Here are some ways to know if you might suspect you have this disease.It causes terrible pain.Sometimes even my skin hurts. Deep depression, blisters on the bottom of your feet.You cannot get your thinking pattern straight. Is causes you to not to beable to walk.It mimics many things. It mimics gallbladder problems, arthritis, etc. FMF is an inflamatory disease. That means that every organ in your body is inflamed. Your stomach hearts, you have severe migraine headackes, you might have colon problems.People think you are a hypocondrac because you have so many differnt alments.Doctors think the same way. (Now, I am not a doctor, I am just explaining what I have in hope that someone can be helped from this information) Purple marks on people is an indicationof this.Cycle cell Anemia is another symptom. This is usually found in the Black races. However, more and more cases of this is showing up in the white race. You might be the person in your family that does not look like anyone else. That is me.My father has beautiful blue/black hair and golden skin from his NA ancestory.I am the complete opposite of any of my relatives. I have blonde hair with a reddish cast to it. I am very light skinned, but I have very dark blue eyes. The blue is so dark it looks black.No one else in my family have these eyes.

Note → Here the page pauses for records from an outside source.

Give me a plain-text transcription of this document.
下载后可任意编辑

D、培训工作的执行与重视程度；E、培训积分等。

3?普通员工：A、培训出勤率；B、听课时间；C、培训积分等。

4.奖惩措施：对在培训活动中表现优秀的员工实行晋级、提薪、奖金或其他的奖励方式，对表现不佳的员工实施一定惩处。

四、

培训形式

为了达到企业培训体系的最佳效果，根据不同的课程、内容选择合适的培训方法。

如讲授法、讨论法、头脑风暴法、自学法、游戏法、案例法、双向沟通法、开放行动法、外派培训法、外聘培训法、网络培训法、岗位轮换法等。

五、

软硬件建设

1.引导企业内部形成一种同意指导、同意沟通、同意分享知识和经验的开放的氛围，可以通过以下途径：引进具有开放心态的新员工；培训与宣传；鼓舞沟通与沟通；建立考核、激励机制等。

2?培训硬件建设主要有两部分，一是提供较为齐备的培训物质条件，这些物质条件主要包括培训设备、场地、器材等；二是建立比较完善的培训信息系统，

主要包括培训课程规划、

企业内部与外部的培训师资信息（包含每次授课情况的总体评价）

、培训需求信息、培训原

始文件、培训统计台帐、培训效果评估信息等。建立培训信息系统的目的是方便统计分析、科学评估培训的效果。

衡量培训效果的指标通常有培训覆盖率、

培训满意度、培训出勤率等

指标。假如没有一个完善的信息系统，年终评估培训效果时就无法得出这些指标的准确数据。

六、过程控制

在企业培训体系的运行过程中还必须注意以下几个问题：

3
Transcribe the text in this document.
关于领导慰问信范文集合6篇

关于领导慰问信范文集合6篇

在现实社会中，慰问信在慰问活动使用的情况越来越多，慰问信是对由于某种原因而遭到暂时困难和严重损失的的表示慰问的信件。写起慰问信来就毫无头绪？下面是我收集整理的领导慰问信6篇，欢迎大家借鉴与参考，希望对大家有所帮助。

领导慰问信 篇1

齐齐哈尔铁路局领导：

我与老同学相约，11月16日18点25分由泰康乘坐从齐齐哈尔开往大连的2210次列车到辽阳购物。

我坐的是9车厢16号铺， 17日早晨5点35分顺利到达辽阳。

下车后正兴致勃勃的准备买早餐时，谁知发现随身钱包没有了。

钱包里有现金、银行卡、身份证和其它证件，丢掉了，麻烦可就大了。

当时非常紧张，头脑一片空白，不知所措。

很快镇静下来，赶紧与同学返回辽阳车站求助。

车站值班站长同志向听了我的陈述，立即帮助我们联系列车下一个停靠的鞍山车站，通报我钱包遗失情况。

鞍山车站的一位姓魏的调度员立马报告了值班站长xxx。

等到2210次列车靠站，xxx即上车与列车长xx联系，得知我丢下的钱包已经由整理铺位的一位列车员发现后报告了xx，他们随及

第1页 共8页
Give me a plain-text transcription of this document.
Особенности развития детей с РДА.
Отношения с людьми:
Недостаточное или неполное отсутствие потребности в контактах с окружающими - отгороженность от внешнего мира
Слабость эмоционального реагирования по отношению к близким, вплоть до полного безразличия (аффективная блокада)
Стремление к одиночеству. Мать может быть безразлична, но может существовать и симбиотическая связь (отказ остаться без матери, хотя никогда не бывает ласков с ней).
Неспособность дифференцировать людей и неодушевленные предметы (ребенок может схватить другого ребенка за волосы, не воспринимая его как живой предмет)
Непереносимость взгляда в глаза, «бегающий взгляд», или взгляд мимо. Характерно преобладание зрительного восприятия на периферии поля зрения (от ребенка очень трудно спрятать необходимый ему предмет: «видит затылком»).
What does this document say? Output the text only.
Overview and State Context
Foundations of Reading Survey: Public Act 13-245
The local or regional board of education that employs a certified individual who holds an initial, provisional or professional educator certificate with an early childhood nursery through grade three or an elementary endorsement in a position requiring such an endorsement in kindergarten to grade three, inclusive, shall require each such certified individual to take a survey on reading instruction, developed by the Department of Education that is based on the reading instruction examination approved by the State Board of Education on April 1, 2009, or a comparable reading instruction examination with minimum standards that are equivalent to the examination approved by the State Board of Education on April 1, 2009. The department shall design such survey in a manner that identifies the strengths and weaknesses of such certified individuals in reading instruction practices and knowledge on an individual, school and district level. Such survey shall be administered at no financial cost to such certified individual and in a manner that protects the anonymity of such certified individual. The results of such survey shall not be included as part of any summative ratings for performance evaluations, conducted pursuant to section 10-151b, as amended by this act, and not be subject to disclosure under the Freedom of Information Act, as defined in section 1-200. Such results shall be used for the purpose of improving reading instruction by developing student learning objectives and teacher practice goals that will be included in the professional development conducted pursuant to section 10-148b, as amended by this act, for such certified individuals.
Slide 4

When I left the hospital that I spoke of I felt like I was in a deep dark well full of pain and I could not claw my way out. I could no longer walk. I could not hold a can of vegies in my hands without dropping it.The depression was so deep and the pain was excruciating.
When I went to the new neurologist for a new diagnosis I already knew what I had.My husband was sitting in a chair in the office with me and he was reading my research.The doctor gave me the diagnosis which was exactly what I had researched.FMF.I asked him to write a perscription out for Colchicine which is a very old drug.Abraham probably fed it to the Kings of Egypt! It is made from the autumn crocus flower that grows in the Mediterranean countries. It is dirt cheap. The doctor would not write me a perscription for this medication.Two days later, he called and told me he had talked to a couple of my other doctors about this and that had just called in a perscription for me.
Yes, I take my notebook of research to every doctor I go to. It does drive some of them nuts, others find a way of helping other people that they could not diagnosis.
My husband has FMF also.
since I started taking the proper medication, the muscle spasms stopped, I could sleep, I can walk now, the depression is completely gone. The pain has subsided.I can think.God definitely was part of this.My family doctor has a copy of my notebook (it is more than 4 inches thick). He has read all of it. He has been able to help other people.I am getting well, one day at a time. This is God's miracle for my life at this time.
The doctor told me that I do have some memory loss and he does not know if I will get it all back or not.Right now it affects numbers and words. I cnnot add or subtract very easily.I forget words. Sometimes I cannot even see how the word is spelled in my mind.this accounts for all my typos that are really not.I am spelling words like I see them.I know I will regain this loss.
I do not want anyone to suffer as I have.If you read this and you can apply some of this to yourself or family members, please contact me and I will send you information on this disease.Remember it is genetic and in my case, it comes from my Native American Heritage.Cherokee Indians are mixed race.If you go back far enough you will find that they can be part Turk (like in the country Turkey) and many other combinations that will take you back to the middle east.It is a weird thing.